Rather than paying homage to the mighty Swiss, the cocksure Australian has taken a distinctly different tack, cheekily suggesting Federer may lose before their expected clash in the Australian Open's third round.
"Well, if he gets that far," was the response of Tomic to being drawn against Federer, for a likely prime-time clash inside Rod Laver Arena on Saturday night.
"I would love to get in that position to play Roger in the third round. He has to get there as well. You don't know what can happen. Tennis is a funny sport. So we'll see."
Given that Federer, who meets Nikolay Davydenko in round two on Thursday, is on a run of 34 straight Grand Slam quarter-finals, it was an impertinent suggestion.
To meet Federer, Tomic must first beat German qualifier Daniel Brands. Last year, he only took eight games off the 17-time Grand Slam champion as he went down in straight sets in the fourth round.
At the same age as Tomic, Federer had only one tournament victory before going on to amass a record-breaking 17 majors. But Federer has been distinctly cool about the controversial young Australian.
"Is he playing first?" Federer said, when asked if he would watch Tomic's opening match on TV. "Second? I don't know. I haven't got my plan yet for tonight, my dinner plans."
Federer, 31, also cast doubt on Tomic's ambition of cracking the top 10 within a year, calling it a "big ask".
"Let's speak in a year's time. Everybody wants to jump from, what's his ranking, 60, to 10 in a year. It's hard to do. Ten is a big ask," he said.
"Don't forget how tough the top 10 players are right now."
It was reminiscent of Federer's attitude in the build-up to the equally hyped clash with Tomic at the Australian Open last year.
Tomic needed to beat Ukraine's mercurial Alexandr Dolgopolov to reach the fourth round and face Federer.
Asked if he had viewed Tomic versus Dolgopolov, Federer replied: "An entertaining match. I was laughing like everyone else. But it did take four hours out of my day."
The message was clear. Tomic was little more than nuisance value. Hardly a serious threat. Some 48 hours later, Federer schooled him 6-4, 6-2, 6-2.

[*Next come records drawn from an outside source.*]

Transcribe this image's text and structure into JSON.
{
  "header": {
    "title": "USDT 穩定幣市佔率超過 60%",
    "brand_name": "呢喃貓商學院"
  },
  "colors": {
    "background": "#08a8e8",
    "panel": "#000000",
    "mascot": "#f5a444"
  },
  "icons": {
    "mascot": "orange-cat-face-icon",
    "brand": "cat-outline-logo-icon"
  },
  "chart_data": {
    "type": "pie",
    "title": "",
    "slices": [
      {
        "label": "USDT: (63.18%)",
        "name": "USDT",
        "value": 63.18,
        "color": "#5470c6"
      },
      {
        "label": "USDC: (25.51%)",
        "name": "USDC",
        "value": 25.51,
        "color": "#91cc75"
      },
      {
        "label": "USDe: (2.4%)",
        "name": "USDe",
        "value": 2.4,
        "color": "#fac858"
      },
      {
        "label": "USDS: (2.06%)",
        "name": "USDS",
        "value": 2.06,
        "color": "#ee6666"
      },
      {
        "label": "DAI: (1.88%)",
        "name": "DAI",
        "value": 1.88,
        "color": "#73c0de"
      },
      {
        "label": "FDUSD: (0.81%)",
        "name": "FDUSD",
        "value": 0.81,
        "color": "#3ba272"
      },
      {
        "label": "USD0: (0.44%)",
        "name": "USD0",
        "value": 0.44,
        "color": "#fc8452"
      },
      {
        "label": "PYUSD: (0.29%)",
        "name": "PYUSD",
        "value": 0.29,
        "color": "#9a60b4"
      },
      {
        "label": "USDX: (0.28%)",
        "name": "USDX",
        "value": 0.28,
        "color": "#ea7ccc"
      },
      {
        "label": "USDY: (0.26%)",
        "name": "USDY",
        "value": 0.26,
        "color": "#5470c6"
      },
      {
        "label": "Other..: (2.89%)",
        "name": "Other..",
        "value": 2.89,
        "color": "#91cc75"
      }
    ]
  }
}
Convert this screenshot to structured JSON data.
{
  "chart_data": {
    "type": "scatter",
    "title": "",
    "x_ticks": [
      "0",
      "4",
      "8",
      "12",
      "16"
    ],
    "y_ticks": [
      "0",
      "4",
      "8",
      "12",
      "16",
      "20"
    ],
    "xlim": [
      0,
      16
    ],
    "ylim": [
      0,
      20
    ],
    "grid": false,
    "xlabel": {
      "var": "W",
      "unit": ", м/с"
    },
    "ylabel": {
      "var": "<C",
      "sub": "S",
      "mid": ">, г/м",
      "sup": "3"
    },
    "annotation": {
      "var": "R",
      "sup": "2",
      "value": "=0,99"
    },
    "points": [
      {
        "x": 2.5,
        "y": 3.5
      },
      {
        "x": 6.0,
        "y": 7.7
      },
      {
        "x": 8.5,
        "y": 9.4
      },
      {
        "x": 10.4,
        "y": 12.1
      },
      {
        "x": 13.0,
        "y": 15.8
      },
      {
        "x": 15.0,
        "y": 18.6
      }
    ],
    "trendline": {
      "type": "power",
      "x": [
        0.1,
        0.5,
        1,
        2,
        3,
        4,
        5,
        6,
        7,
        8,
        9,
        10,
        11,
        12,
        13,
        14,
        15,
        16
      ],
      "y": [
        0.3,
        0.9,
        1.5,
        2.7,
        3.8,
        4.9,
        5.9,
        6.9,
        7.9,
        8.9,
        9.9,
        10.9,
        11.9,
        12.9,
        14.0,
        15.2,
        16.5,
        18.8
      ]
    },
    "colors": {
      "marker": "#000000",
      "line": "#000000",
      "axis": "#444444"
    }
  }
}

It was not the first time Federer, who is known to store remarks from opponents as motivational weaponry, has put a young upstart in his place at Melbourne Park.
Famously, a young Novak Djokovic told an Australian TV station in 2007 that he would beat Federer in the fourth round. Federer was world number one and already on the road to becoming an all-time great. Djokovic, 18, was unproven.
Federer learned of the Serb's boastful prediction and vowed to remind him who's boss. The result? A pointed 6-2, 7-5, 6-3 triumph to Federer. Then and now, he wants the last word.